They lighted high on Otterbourne,
Upon the bent sae brown;
They lighted high on Otterbourne
And threw their pallions down.

And he that had a bonnie boy,
Sent out his horse to grass;
And he that had not a bonnie boy,
His ain servant he was.

But up then spake a little page,
Before the peep of dawn –
“O waken ye, waken ye, my good lord,
For Percy’s hard at hand.”

“Ye lie, ye lie, ye liar loud!
Sae loud I hear ye lie:
For Percy had not men yestereen
To fight my men and me.

“But I have dreamed a dreary dream,
Beyond the Isle of Skye;
I saw a dead man win a fight,
And I think that man was I.”

He belted on his guid braid sword,
And to the field he ran;
But he forgot the helmet good
That should have kept his brain.

When Percy wi’ the Douglas met,
I wat he was fu’ fain!
They swakked their swords, till sair they swat,
And the blood ran down like rain.

But Percy with his good broad sword
That could so sharply wound,
Has wounded Douglas on the brow,
Till he fell to the ground.

Then he call’d his little foot-page,
And said – “Run speedilie,
And fetch my ain dear sister’s son,
Sir Hugh Montgomery.”

“My nephew good”, the Douglas said,
“What recks the death of ane!
Last night I dream’d a dreary dream,
And I ken the day’s they ain.

“My wound is deep, I fain would sleep’
Yake thou the vanguard of the three,
And hide me by the braken bush,
That grows on yonder lilye lee.

“O bury by the braken bush,
Beneath the blooming brier,
Let never living mortal ken,
That ere a kindly Scot lies here.”

He lifted up that noble Lord,
Wi’ the saut tear in his ee;
He hid him in the braken bush,
That his merrie men might not see.

The moon was clear, the day drew near ,
The spears in flinders flew,
But mony a gallant Englishman
Ere day the Scotsmen slew.

The Gordons good, in English blood,
They steep’d their hose and shoon;
The Lindsays flew like fire about,
Till all the fray was done.

The Percy and Montgomery met,
That either of other were fain;
They swapped swords, and they twa swat,
And aye the blood ran down between.

“Noe yield thee, yield thee, Percy”, he said,
“Or else I vow I’ll lay thee low!”
“To whom must I yield,” quoth Earl Percy,
“Now that I see it must be so?”

“Thou shalt not yield to lord nor loun,
Nor yet shalt thou yield to me;
But yield thee to the braken bush,
That grown upon yon lilye lee!”

“I will not yield to a bro.ken bush,
Nor yet will I yield to a brier;
But I would yield to Earl Douglas,
Or Sir Hugh Montgomery, if he were here.”
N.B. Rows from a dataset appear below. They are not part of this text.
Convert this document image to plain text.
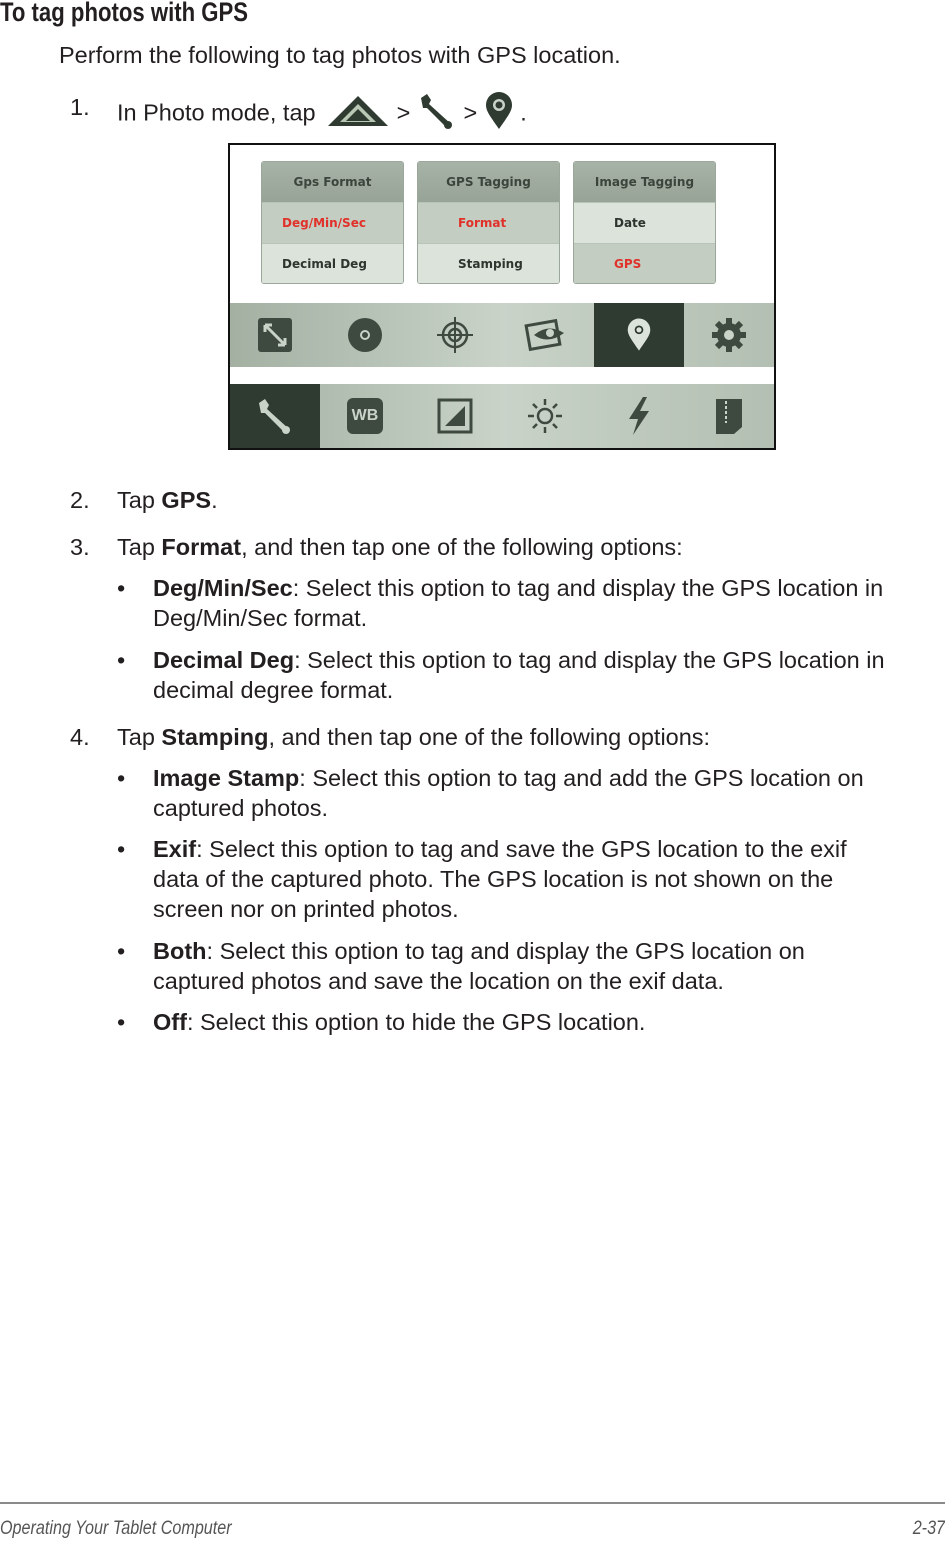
To tag photos with GPS
Perform the following to tag photos with GPS location.
1. In Photo mode, tap	> > .
Gps Format
Deg/Min/Sec
Decimal Deg
GPS Tagging
Format
Stamping
Image Tagging
Date
GPS
WB
2. Tap GPS.
3. Tap Format, and then tap one of the following options:
• Deg/Min/Sec: Select this option to tag and display the GPS location in Deg/Min/Sec format.
• Decimal Deg: Select this option to tag and display the GPS location in decimal degree format.
4. Tap Stamping, and then tap one of the following options:
• Image Stamp: Select this option to tag and add the GPS location on captured photos.
• Exif: Select this option to tag and save the GPS location to the exif data of the captured photo. The GPS location is not shown on the screen nor on printed photos.
• Both: Select this option to tag and display the GPS location on captured photos and save the location on the exif data.
• Off: Select this option to hide the GPS location.
Operating Your Tablet Computer	2-37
As soon as he knew it was Montgomery,
He struck his sword’s point in the gronde;
The Montgomery was a courteous knight,
And quickly took him by the honde.

This deed was done at the Otterbourne,
About the breaking of the day;
Earl Douglas was buried at the braken bush,
And the Percy led captive away.

Tony Cuffe sings The Battle of Otterburn

It fell aboot the Lammas-tide, when muir men win their hay
The doughty Douglas bound him ride, to England to catch a pres
He’s ta’en the Gordons and the Graemes, and the Lindsays light and gay
But the Jardines would not wi’ him ride, they rue it tae this day.
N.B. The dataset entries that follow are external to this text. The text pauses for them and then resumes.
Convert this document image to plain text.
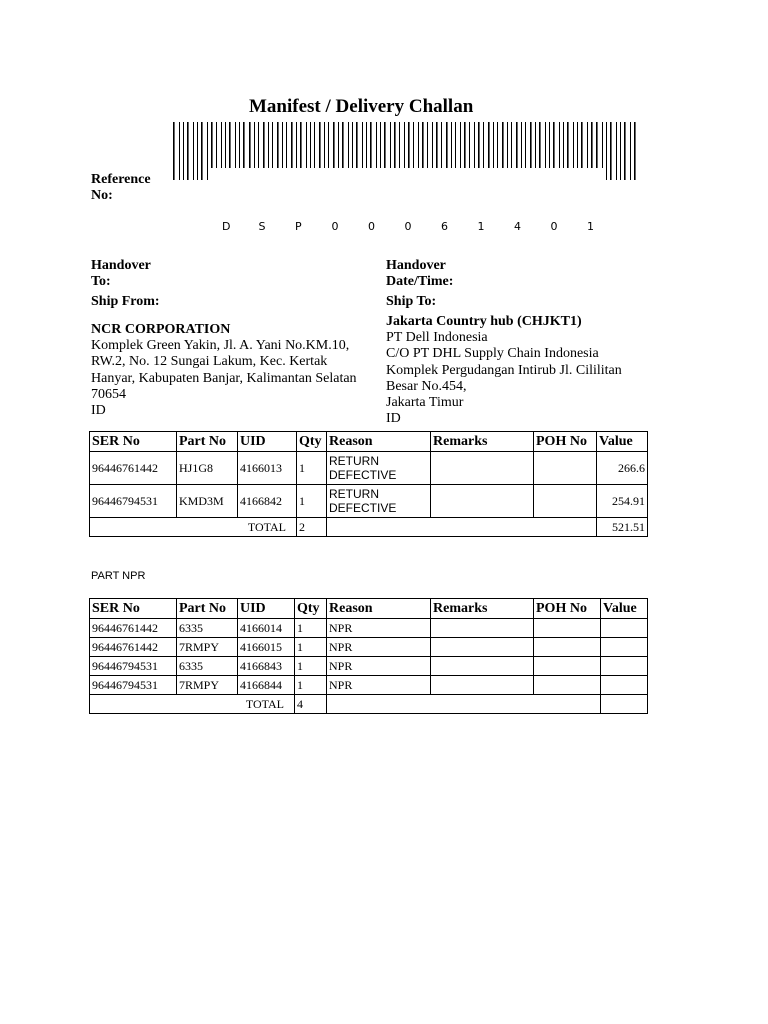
Manifest / Delivery Challan
Reference No:
D	S	P	0	0	0	6	1	4	0	1
Handover To:
Handover Date/Time:
Ship From:	Ship To:
NCR CORPORATION
Komplek Green Yakin, Jl. A. Yani No.KM.10,
RW.2, No. 12 Sungai Lakum, Kec. Kertak
Hanyar, Kabupaten Banjar, Kalimantan Selatan
70654
ID
Jakarta Country hub (CHJKT1)
PT Dell Indonesia
C/O PT DHL Supply Chain Indonesia
Komplek Pergudangan Intirub Jl. Cililitan
Besar No.454,
Jakarta Timur
ID
SER No	Part No	UID	Qty	Reason	Remarks	POH No	Value
96446761442	HJ1G8	4166013	1	RETURN
DEFECTIVE			266.6
96446794531	KMD3M	4166842	1	RETURN
DEFECTIVE			254.91
TOTAL			2				521.51
PART NPR
SER No	Part No	UID	Qty	Reason	Remarks	POH No	Value
96446761442	6335	4166014	1	NPR			
96446761442	7RMPY	4166015	1	NPR			
96446794531	6335	4166843	1	NPR			
96446794531	7RMPY	4166844	1	NPR			
TOTAL			4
And he has burnt the dales o’ Tyne and hairried Bambroughshire
The Otterdale he’s burnt it hale, and set it a’ on fire
And he’s rade up to Newcastle, and rode it roond aboot
Sayin “Wha’s the laird o’ this castle, and wha’s the lady o’t?”

Then up spake proud Lord Percy then and o but he spak high
“I am the lord o’ this castle, my wife’s the lady gay”
“If thou’rt the lord o’ this castle, sae weel it pleases me
Fore e’err I cross the border fells, the tane us shall die!”

Ther lichted high on Otterburn, upon the bent sae broon
They lichted high on Otterburn, and threw their broadswords doon
But up there spoke a bonny boy before the break o’ dawn
Sayin’ “Wake ye now, my good lords a’, Lord Percy’s near at hand”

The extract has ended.